如何統計字詞的出現頻率

2024 iThome 鐵人賽

DAY 26

AI/ ML & Data

From Python Beginner To AI Engineer系列第 27 篇

16th鐵人賽

Penut Chen

2024-10-10 09:17:13

803 瀏覽

分享至

在 Python 裡面，有個相當方便的 Counter 類別可以來協助我們進行統計，例如：

>>> from collections import Counter
>>>
>>> arr = [9, 8, 7, 8, 7]
>>> print(Counter(arr))
Counter({8: 2, 7: 2, 9: 1})

在介紹隨機數的章節時，首次用到了 import 的套件語法，而這裡的 from collections import Counter 同樣也是一種套件語法，代表從 collections 套件裡面匯入 Counter 這個類別。這兩種用法在某些情況下是互通的：

>>> import collections
>>>
>>> collections.Counter(arr)
Counter({8: 2, 7: 2, 9: 1})

但是如果每次用到 Counter 時，都寫 collections.Counter 實在太長了！因此有 from ... import ... 的語法，來幫助我們寫出更簡潔的程式碼。

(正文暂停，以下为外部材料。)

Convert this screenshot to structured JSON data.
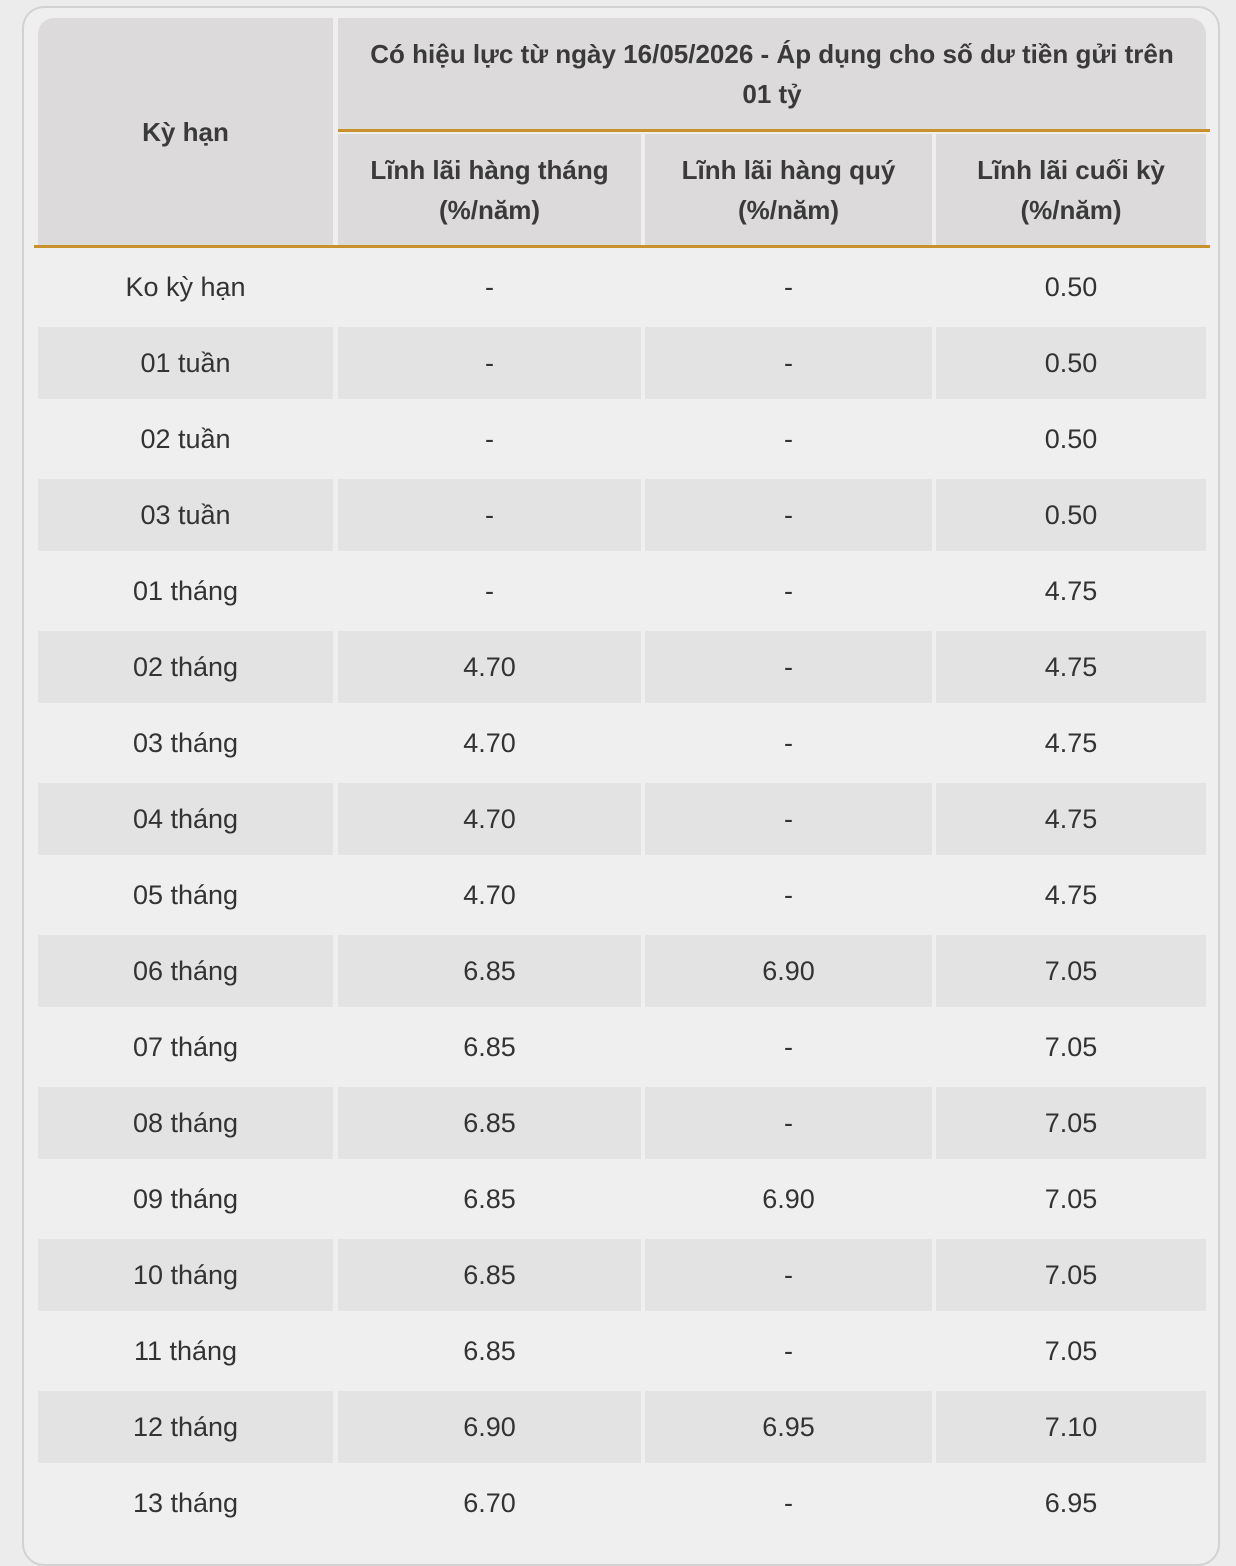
{
  "table": {
    "header": {
      "term": "Kỳ hạn",
      "group": "Có hiệu lực từ ngày 16/05/2026 - Áp dụng cho số dư tiền gửi trên 01 tỷ",
      "monthly": "Lĩnh lãi hàng tháng (%/năm)",
      "quarterly": "Lĩnh lãi hàng quý (%/năm)",
      "end_of_term": "Lĩnh lãi cuối kỳ (%/năm)"
    },
    "rows": [
      {
        "term": "Ko kỳ hạn",
        "monthly": "-",
        "quarterly": "-",
        "end_of_term": "0.50"
      },
      {
        "term": "01 tuần",
        "monthly": "-",
        "quarterly": "-",
        "end_of_term": "0.50"
      },
      {
        "term": "02 tuần",
        "monthly": "-",
        "quarterly": "-",
        "end_of_term": "0.50"
      },
      {
        "term": "03 tuần",
        "monthly": "-",
        "quarterly": "-",
        "end_of_term": "0.50"
      },
      {
        "term": "01 tháng",
        "monthly": "-",
        "quarterly": "-",
        "end_of_term": "4.75"
      },
      {
        "term": "02 tháng",
        "monthly": "4.70",
        "quarterly": "-",
        "end_of_term": "4.75"
      },
      {
        "term": "03 tháng",
        "monthly": "4.70",
        "quarterly": "-",
        "end_of_term": "4.75"
      },
      {
        "term": "04 tháng",
        "monthly": "4.70",
        "quarterly": "-",
        "end_of_term": "4.75"
      },
      {
        "term": "05 tháng",
        "monthly": "4.70",
        "quarterly": "-",
        "end_of_term": "4.75"
      },
      {
        "term": "06 tháng",
        "monthly": "6.85",
        "quarterly": "6.90",
        "end_of_term": "7.05"
      },
      {
        "term": "07 tháng",
        "monthly": "6.85",
        "quarterly": "-",
        "end_of_term": "7.05"
      },
      {
        "term": "08 tháng",
        "monthly": "6.85",
        "quarterly": "-",
        "end_of_term": "7.05"
      },
      {
        "term": "09 tháng",
        "monthly": "6.85",
        "quarterly": "6.90",
        "end_of_term": "7.05"
      },
      {
        "term": "10 tháng",
        "monthly": "6.85",
        "quarterly": "-",
        "end_of_term": "7.05"
      },
      {
        "term": "11 tháng",
        "monthly": "6.85",
        "quarterly": "-",
        "end_of_term": "7.05"
      },
      {
        "term": "12 tháng",
        "monthly": "6.90",
        "quarterly": "6.95",
        "end_of_term": "7.10"
      },
      {
        "term": "13 tháng",
        "monthly": "6.70",
        "quarterly": "-",
        "end_of_term": "6.95"
      }
    ]
  },
  "colors": {
    "header_bg": "#dcdadb",
    "accent_line": "#c8912c",
    "row_shade": "#e3e3e3",
    "page_bg": "#ececec"
  }
}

接著就來看看 Counter 實際上做了什麼，他將 arr 列表的元素統計了一輪，其中 8 出現 2 次，7 出現 2 次，9 出現 1 次，所以 Counter 幫我們統計出一個類似字典 dict 的結果。這個 Counter 的用法大致跟字典相同：

>>> c = Counter(arr)
>>> print(c[8])
>>> print(c[7])
>>> print(c[9])
2
2
1

但是與 dict 不同的地方在於，如果試圖存取不存在的鍵值 (Key)，也會回傳預設值 0，例如：

>>> print(c[6])  # arr 裡面並沒有 6
0

這個結果也很合理，畢竟 arr 裡面就是沒有 6。如果想要新增值進去，可以直接操作：

>>> c[6] = 2  # 可以直接賦值
>>> c[6] += 0.5  # 也可以是浮點數
>>> c
Counter({6: 2.5, 8: 2, 7: 2, 9: 1})

Counter 同樣可以用在字串上面，用來統計字元很方便：

>>> s = "庭院深深深幾許"
>>> print(Counter(s))
Counter({'深': 3, '庭': 1, '院': 1, '幾': 1, '許': 1})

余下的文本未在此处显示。